In arguing that home rule municipalities may conduct opt-out aggregation, FirstEnergy
Solutions has claimed that the municipality is not competing in the electric industry,
and thus does not run afoul on the prohibition of municipalities engaging in proprietary
or private business.
Duquesne Light rebutted this argument, stating that "[b]y taking customers at the
expense of an already PUC-approved default service plan and also the wholesale suppliers
providing power, the municipalities with FES are competing with the industry in taking
Furthermore, while FirstEnergy Solutions has said that the fact that the municipalities
will not receive revenue from the aggregation means the aggregation is not a private
business, Duquesne Light cited a three-prong test, established in Morris v. School
District of Township of Mount Lebanon and more recently in Beaver Dam Outdoors Club
v. Hazelton City Authority, which determines when an activity is proprietary. Under
this test, Duquesne Light said that an activity is proprietary if any of the following
conditions are met: a governmental unit is not statutorily required to perform it,
or if it may also be carried on by a private enterprise, or if it is used as a means
of raising revenue.
"Even if there is no compensation, the municipal aggregation meets the first and
second prong and it is thus a proprietary business," Duquesne Light said.

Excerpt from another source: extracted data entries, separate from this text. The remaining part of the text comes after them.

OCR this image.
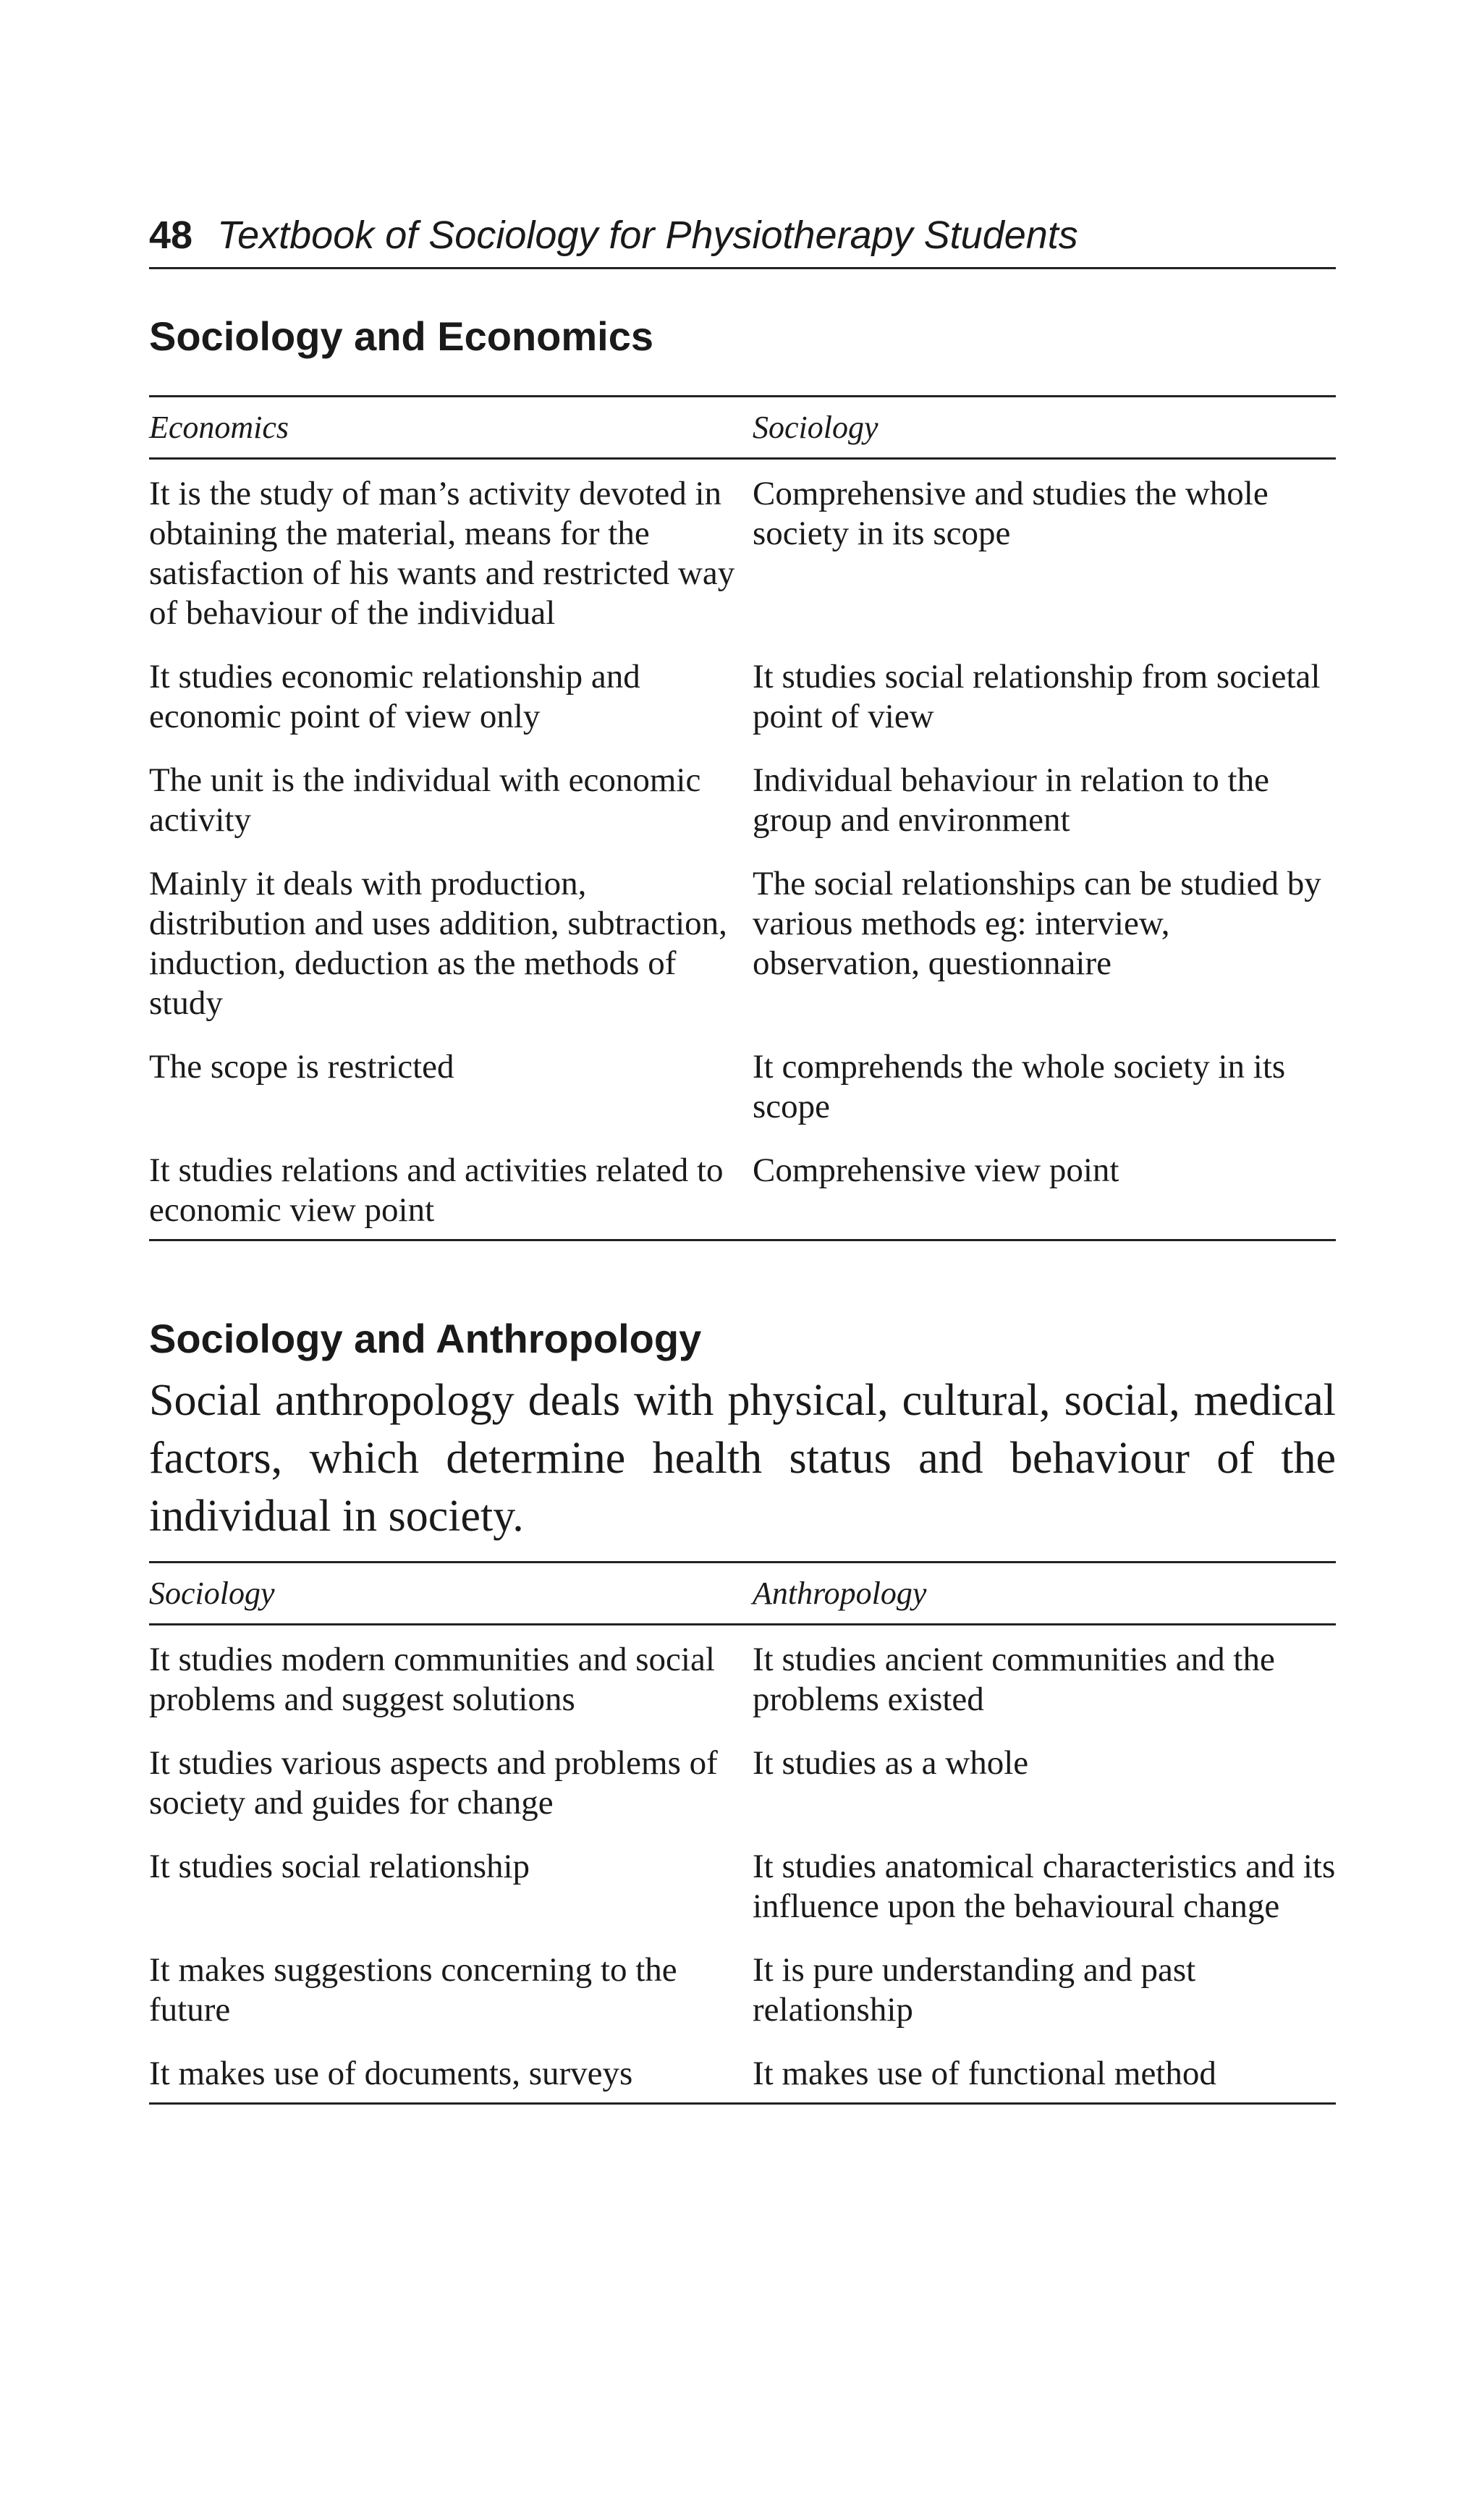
48 Textbook of Sociology for Physiotherapy Students
Sociology and Economics
Economics	Sociology
It is the study of man’s activity devoted in obtaining the material, means for the satisfaction of his wants and restricted way of behaviour of the individual	Comprehensive and studies the whole society in its scope
It studies economic relationship and economic point of view only	It studies social relationship from societal point of view
The unit is the individual with economic activity	Individual behaviour in relation to the group and environment
Mainly it deals with production, distribution and uses addition, subtraction, induction, deduction as the methods of study	The social relationships can be studied by various methods eg: interview, observation, questionnaire
The scope is restricted	It comprehends the whole society in its scope
It studies relations and activities related to economic view point	Comprehensive view point
Sociology and Anthropology

Social anthropology deals with physical, cultural, social, medical factors, which determine health status and behaviour of the individual in society.

Sociology	Anthropology
It studies modern communities and social problems and suggest solutions	It studies ancient communities and the problems existed
It studies various aspects and problems of society and guides for change	It studies as a whole
It studies social relationship	It studies anatomical characteristics and its influence upon the behavioural change
It makes suggestions concerning to the future	It is pure understanding and past relationship
It makes use of documents, surveys	It makes use of functional method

The Retail Energy Supply Association rebutted FirstEnergy Solutions' reliance on
Nutter v. Dougherty (Pa. 2007), which FirstEnergy Solutions had claimed limited the
PUC's pre-emption authority. As noted by Matters, FirstEnergy Solutions had argued
that pre-emption may occur only if a home rule program runs afoul of a specific law
enacted by the General Assembly. FirstEnergy Solutions claimed that because the
code is "silent" with regard to governmental aggregation, pre-emption cannot occur.
RESA, however, noted (as Matters did) that the Code is not silent with regard to
several PUC regulations which are directly impacted by opt-out aggregation, including
authorization for customer switches, access to EDC jurisdictional facilities, and
customer information. Accordingly, the PUC has pre-emption authority over opt-out
aggregations due conflicts with such regulations, RESA said.
Also notable is that Brighten Energy LLC, TXU's recently licensed affiliate in Pennsylvania,
has quickly become active in the Pennsylvania regulatory process and filed comments
in opposition to FirstEnergy Solutions' requested relief.